Slow-Cooker Butter Chicken


Browning the chicken and sautéing the aromatics before everything goes into the crock pot is key to building the flavors in our version of this popular curry.

Prep Time:
20 mins
Additional Time:
7 hrs
Total Time:
7 hrs 20 mins
6 servings


  • 1 tablespoon extra-virgin olive oil

  • 2 ¼ pounds boneless, skinless chicken thighs, trimmed

  • 1 cup chopped yellow onion

  • 2 teaspoons grated fresh ginger

  • 1 ½ teaspoons grated garlic

  • 1 teaspoon garam masala

  • 1 teaspoon ground cardamom

  • 1 (14 ounce) can light coconut milk

  • 1 cup unsalted chicken broth

  • 3 tablespoons tomato paste

  • 1 ¾ cups water

  • 1 cup long-grain brown rice

  • ¾ teaspoon kosher salt

  • Lime wedges & sliced scallions for garnish


  1. Heat oil in a medium skillet over medium-high heat. Add chicken and cook until golden brown, 3 to 4 minutes per side. Transfer to a 6-quart slow cooker.

  2. Add onion to the pan and cook, stirring occasionally, until translucent, about 4 minutes. Stir in ginger, garlic, garam masala and cardamom; cook, stirring constantly, until fragrant, about 1 minute.

  3. Transfer the mixture to the slow cooker. Stir in coconut milk, broth and tomato paste. Cover and cook on Low until the chicken is tender and cooked through, 7 to 8 hours.

  4. About 40 minutes before serving, combine water and rice in a medium saucepan and bring to a boil over medium-high heat. Stir and cover; reduce heat to low and simmer until the rice is tender, about 30 minutes. Remove from heat and let stand, covered, for 10 minutes. Fluff with a fork.

  5. Stir salt into the chicken mixture. Serve the chicken and sauce over the rice. Garnish with lime wedges and scallions, if desired.


Equipment: 6-qt. slow cooker

Nutrition Facts (per serving)

434 Calories
17g Fat
34g Carbs
34g Protein
Nutrition Facts
Servings Per Recipe 6
Serving Size 1 cup chicken with sauce and 2/3 cup rice
Calories 434
% Daily Value *
Total Carbohydrate 34g 12%
Dietary Fiber 3g 9%
Total Sugars 3g
Protein 34g 68%
Total Fat 17g 22%
Saturated Fat 7g 33%
Cholesterol 156mg 52%
Vitamin A 154IU 3%
Vitamin C 4mg 5%
Folate 21mcg 5%
Sodium 473mg 21%
Calcium 27mg 2%
Iron 2mg 13%
Magnesium 76mg 18%
Potassium 558mg 12%

Nutrition information is calculated by a registered dietitian using an ingredient database but should be considered an estimate.
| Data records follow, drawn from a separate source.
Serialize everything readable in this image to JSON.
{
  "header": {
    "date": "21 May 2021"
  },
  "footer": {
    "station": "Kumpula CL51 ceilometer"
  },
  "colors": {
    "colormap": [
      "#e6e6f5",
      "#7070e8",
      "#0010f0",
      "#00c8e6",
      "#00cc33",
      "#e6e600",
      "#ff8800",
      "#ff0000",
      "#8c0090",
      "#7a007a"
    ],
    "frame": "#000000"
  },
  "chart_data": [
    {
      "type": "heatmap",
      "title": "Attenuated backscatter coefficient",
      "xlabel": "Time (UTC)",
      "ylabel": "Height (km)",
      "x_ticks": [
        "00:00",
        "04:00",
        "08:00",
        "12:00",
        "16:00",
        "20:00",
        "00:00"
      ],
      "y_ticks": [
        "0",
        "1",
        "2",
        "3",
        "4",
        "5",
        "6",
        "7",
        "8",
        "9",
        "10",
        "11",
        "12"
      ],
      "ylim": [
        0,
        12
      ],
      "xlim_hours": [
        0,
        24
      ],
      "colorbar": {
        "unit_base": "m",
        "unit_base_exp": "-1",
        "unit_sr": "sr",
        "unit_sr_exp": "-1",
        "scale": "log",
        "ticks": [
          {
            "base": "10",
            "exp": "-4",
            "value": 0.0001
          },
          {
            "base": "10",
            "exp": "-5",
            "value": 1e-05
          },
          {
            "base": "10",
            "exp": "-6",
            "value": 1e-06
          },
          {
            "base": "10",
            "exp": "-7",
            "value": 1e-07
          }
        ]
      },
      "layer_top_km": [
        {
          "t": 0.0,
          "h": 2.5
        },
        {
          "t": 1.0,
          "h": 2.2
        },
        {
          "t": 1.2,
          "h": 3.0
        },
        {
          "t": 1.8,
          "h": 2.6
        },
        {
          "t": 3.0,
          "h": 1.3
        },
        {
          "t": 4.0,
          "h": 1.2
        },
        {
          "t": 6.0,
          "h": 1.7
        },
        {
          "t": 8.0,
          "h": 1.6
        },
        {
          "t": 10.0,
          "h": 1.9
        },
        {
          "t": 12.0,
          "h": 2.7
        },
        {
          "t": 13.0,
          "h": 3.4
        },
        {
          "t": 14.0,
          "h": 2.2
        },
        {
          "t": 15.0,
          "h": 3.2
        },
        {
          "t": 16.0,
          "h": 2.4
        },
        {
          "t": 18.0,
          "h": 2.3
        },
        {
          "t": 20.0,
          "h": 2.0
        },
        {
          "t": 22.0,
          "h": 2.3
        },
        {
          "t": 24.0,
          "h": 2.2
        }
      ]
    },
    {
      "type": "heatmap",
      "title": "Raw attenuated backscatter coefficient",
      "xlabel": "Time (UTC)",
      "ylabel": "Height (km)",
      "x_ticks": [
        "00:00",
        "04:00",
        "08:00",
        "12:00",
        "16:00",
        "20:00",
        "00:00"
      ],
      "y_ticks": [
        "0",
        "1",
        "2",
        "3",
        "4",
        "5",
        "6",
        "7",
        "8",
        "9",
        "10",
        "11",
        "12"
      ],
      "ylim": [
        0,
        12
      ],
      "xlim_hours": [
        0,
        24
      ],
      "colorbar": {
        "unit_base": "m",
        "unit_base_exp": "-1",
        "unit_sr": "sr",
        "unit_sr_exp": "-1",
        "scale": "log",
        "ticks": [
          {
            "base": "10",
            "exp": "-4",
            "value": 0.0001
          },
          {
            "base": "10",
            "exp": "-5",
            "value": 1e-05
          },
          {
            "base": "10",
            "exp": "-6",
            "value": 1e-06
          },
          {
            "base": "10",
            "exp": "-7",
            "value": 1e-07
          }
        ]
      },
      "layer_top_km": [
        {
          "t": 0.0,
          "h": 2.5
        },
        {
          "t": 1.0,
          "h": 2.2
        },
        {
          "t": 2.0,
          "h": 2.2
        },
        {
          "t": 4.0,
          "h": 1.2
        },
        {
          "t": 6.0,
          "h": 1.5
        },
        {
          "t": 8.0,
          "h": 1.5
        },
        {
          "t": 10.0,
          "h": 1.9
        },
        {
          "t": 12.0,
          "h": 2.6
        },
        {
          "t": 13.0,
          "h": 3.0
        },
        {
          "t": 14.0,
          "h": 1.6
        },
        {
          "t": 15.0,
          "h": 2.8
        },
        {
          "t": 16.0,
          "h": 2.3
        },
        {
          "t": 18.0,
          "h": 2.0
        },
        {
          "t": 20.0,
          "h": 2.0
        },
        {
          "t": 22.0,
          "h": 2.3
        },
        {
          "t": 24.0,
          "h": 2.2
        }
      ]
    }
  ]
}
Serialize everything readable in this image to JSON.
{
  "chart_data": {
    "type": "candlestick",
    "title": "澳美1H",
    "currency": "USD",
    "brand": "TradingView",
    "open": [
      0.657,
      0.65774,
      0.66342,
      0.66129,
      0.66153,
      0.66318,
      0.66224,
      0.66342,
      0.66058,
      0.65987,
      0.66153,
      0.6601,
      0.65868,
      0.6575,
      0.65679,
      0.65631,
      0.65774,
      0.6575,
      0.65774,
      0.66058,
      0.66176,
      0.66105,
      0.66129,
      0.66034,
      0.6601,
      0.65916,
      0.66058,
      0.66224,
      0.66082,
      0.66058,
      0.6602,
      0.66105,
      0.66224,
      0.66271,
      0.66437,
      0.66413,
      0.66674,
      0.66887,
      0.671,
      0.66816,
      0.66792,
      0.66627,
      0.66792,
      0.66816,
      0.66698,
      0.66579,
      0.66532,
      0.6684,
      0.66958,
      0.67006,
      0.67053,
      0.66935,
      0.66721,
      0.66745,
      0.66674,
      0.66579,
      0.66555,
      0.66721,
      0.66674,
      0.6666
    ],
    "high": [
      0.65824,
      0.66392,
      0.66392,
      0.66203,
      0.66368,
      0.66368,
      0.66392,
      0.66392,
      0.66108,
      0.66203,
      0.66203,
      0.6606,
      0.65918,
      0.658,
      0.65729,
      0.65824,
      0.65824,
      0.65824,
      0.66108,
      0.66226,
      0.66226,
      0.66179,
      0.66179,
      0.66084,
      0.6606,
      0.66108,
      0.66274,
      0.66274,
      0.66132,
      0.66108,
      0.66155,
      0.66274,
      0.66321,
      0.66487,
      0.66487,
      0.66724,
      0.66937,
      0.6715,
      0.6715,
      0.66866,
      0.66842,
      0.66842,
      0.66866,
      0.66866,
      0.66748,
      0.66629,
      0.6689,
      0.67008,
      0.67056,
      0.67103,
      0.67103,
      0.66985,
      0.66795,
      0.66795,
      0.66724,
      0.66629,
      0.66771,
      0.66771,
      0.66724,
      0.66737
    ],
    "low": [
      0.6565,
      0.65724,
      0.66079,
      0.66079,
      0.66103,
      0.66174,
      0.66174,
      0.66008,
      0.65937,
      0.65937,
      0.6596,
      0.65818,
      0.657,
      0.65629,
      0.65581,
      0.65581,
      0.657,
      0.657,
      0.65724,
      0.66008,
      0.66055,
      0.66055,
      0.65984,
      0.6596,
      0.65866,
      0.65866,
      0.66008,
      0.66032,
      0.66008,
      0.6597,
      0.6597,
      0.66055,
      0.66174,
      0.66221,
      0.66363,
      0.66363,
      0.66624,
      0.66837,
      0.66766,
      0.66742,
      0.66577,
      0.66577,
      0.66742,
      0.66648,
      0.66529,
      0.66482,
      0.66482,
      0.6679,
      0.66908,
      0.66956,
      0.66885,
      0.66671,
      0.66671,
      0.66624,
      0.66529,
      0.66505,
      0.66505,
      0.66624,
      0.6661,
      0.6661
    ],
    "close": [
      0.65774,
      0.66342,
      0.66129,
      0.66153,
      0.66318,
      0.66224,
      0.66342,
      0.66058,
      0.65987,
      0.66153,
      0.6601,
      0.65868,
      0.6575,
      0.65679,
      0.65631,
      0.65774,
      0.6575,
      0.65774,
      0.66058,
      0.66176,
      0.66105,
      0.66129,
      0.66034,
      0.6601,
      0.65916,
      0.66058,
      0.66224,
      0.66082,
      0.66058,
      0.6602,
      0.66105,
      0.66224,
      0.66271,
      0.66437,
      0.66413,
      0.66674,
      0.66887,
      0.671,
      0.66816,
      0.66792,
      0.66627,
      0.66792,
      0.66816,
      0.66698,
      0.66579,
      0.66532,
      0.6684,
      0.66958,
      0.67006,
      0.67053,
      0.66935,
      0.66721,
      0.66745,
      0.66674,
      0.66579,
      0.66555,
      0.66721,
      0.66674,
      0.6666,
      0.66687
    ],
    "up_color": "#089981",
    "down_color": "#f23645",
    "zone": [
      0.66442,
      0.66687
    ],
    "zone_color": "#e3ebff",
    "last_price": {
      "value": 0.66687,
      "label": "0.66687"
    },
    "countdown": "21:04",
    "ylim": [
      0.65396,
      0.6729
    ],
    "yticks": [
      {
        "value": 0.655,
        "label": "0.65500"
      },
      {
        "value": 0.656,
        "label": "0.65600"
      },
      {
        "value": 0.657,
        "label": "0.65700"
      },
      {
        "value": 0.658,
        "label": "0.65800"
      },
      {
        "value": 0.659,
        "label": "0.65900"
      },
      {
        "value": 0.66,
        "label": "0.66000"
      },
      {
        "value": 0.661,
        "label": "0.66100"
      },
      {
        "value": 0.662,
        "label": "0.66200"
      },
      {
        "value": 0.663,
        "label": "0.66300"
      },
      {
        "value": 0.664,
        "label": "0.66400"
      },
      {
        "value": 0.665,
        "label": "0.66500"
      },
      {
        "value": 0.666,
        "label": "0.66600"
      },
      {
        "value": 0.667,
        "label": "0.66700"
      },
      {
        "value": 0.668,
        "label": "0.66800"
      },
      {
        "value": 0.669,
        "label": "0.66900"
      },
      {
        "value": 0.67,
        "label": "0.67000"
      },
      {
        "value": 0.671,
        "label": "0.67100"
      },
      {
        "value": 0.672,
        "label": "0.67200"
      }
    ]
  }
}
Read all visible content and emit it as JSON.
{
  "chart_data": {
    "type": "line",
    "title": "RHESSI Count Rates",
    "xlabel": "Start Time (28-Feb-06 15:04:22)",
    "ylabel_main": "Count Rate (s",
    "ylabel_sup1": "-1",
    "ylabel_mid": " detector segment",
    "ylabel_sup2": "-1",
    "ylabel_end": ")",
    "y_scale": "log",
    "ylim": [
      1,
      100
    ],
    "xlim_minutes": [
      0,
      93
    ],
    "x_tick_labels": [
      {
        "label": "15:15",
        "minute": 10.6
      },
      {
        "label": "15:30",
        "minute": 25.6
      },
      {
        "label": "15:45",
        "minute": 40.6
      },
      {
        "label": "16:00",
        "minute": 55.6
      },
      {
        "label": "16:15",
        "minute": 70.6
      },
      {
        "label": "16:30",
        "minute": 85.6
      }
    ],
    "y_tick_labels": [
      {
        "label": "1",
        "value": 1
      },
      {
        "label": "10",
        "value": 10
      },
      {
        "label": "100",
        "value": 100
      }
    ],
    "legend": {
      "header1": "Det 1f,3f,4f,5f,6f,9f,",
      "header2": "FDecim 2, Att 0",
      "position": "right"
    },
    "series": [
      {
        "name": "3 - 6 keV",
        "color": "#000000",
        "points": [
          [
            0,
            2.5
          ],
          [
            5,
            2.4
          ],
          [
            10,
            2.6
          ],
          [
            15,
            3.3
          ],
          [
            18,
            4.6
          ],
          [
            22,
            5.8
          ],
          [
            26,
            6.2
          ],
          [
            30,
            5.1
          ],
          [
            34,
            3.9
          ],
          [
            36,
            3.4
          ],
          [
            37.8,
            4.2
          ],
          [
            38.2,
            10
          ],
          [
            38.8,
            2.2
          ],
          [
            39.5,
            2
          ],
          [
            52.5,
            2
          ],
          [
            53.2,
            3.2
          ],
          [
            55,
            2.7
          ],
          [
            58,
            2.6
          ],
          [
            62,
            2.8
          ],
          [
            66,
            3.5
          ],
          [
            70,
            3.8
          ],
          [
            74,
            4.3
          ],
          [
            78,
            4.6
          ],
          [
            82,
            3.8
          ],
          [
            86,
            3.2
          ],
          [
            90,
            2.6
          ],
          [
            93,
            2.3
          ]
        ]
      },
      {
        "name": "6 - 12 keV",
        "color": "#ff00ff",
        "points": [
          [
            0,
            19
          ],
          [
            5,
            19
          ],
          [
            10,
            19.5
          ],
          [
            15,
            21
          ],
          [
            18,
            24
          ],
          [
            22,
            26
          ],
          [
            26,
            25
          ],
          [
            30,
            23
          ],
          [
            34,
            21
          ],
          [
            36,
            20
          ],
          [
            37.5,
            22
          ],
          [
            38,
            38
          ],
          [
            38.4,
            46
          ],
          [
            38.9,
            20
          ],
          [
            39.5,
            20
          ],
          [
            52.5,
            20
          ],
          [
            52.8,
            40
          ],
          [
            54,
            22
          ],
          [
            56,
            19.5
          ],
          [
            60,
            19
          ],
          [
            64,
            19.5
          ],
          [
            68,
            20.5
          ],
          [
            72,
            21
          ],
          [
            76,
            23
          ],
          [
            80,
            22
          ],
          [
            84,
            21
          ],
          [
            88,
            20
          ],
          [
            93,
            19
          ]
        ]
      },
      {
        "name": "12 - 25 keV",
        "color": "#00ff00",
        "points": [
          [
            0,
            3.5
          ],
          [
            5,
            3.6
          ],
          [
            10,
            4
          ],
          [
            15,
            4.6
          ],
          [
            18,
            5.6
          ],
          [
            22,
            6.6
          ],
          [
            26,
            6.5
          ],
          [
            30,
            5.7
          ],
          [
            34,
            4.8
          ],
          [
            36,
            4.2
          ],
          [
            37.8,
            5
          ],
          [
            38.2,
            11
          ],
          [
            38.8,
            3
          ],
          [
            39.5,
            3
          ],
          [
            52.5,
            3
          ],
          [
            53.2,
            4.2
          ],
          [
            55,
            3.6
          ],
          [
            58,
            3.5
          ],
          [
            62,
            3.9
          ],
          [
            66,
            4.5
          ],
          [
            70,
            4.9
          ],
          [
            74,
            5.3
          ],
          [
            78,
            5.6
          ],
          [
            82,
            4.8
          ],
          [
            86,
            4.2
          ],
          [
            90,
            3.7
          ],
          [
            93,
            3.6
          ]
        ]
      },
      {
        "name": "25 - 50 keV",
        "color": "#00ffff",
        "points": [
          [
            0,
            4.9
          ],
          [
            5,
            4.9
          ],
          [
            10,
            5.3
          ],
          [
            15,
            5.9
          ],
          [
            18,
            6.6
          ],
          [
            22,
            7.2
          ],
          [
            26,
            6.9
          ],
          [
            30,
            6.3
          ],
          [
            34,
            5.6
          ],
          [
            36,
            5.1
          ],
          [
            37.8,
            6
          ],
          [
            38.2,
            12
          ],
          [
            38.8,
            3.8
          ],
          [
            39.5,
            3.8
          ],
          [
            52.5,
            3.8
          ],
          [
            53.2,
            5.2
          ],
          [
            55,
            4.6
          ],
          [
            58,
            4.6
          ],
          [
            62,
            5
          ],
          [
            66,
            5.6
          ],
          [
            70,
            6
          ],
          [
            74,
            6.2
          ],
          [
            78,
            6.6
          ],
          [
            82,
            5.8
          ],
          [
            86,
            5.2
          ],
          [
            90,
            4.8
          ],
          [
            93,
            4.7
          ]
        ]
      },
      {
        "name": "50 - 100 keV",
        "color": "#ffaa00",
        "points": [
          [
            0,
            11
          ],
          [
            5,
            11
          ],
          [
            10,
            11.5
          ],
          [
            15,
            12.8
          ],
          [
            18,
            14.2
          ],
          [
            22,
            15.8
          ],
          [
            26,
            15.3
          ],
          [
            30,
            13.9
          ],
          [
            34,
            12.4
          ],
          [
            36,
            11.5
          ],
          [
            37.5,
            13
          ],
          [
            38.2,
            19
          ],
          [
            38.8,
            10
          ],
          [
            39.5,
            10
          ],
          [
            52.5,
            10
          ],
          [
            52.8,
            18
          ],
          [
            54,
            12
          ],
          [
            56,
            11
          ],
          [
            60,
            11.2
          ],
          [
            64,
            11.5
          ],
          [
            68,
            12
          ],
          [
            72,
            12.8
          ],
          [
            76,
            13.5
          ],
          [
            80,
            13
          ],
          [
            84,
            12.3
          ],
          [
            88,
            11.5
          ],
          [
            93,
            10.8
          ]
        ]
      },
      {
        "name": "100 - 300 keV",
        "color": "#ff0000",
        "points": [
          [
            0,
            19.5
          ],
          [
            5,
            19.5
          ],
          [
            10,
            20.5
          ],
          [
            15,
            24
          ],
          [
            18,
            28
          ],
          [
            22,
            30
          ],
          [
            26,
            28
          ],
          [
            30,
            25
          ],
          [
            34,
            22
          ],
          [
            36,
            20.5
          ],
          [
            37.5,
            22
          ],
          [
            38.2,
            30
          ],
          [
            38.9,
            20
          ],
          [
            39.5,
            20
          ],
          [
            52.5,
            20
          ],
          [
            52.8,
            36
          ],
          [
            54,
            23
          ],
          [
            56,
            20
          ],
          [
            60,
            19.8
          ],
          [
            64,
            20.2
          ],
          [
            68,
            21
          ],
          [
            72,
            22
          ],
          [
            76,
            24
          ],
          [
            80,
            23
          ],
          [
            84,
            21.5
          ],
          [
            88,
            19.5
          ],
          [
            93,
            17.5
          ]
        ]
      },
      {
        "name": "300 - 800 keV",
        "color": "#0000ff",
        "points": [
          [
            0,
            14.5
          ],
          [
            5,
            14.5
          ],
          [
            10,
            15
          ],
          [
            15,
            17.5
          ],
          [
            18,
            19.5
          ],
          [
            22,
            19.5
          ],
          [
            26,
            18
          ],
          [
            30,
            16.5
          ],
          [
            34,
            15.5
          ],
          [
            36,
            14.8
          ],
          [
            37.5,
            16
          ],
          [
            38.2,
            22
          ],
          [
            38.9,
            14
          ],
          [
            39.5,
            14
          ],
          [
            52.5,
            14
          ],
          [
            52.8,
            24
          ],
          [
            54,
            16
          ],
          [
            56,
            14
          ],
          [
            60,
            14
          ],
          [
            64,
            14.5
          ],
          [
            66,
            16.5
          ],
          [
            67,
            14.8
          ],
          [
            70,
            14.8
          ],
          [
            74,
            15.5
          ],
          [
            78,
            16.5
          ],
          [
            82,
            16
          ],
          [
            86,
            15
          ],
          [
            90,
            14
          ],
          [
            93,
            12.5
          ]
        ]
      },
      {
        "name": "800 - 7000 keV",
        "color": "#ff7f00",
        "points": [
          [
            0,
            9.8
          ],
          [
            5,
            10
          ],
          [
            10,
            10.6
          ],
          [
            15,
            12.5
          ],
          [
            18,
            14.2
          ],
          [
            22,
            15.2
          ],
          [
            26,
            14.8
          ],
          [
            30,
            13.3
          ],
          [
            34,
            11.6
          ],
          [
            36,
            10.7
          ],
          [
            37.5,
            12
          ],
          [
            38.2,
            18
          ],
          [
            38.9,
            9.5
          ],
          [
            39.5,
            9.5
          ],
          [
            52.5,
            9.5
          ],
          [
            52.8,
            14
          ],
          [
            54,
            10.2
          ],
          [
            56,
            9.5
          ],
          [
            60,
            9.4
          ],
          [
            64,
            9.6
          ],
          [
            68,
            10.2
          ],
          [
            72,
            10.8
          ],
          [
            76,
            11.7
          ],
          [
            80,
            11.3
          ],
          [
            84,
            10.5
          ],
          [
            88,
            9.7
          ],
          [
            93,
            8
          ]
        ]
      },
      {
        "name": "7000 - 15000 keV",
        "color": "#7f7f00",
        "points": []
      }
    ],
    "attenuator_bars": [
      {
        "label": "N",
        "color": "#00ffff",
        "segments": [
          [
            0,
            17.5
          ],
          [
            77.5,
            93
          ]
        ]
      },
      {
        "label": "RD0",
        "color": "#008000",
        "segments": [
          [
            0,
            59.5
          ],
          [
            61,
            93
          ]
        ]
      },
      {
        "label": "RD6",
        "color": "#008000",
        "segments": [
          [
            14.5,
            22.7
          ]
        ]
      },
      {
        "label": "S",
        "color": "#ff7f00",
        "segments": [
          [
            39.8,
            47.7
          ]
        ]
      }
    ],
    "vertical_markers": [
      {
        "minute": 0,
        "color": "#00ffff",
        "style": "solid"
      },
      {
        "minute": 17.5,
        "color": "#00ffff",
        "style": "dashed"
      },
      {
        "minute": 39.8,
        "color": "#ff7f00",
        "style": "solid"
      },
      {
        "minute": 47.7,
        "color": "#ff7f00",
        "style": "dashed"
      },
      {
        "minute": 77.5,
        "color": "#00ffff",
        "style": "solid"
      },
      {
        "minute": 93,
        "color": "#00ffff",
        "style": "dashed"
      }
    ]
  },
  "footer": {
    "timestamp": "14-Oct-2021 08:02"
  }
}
* Daily Values (DVs) are the recommended amounts of nutrients to consume each day. Percent Daily Value (%DV) found on nutrition labels tells you how much a serving of a particular food or recipe contributes to each of those total recommended amounts. Per the Food and Drug Administration (FDA), the daily value is based on a standard 2,000 calorie diet. Depending on your calorie needs or if you have a health condition, you may need more or less of particular nutrients. (For example, it’s recommended that people following a heart-healthy diet eat less sodium on a daily basis compared to those following a standard diet.)

(-) Information is not currently available for this nutrient. If you are following a special diet for medical reasons, be sure to consult with your primary care provider or a registered dietitian to better understand your personal nutrition needs.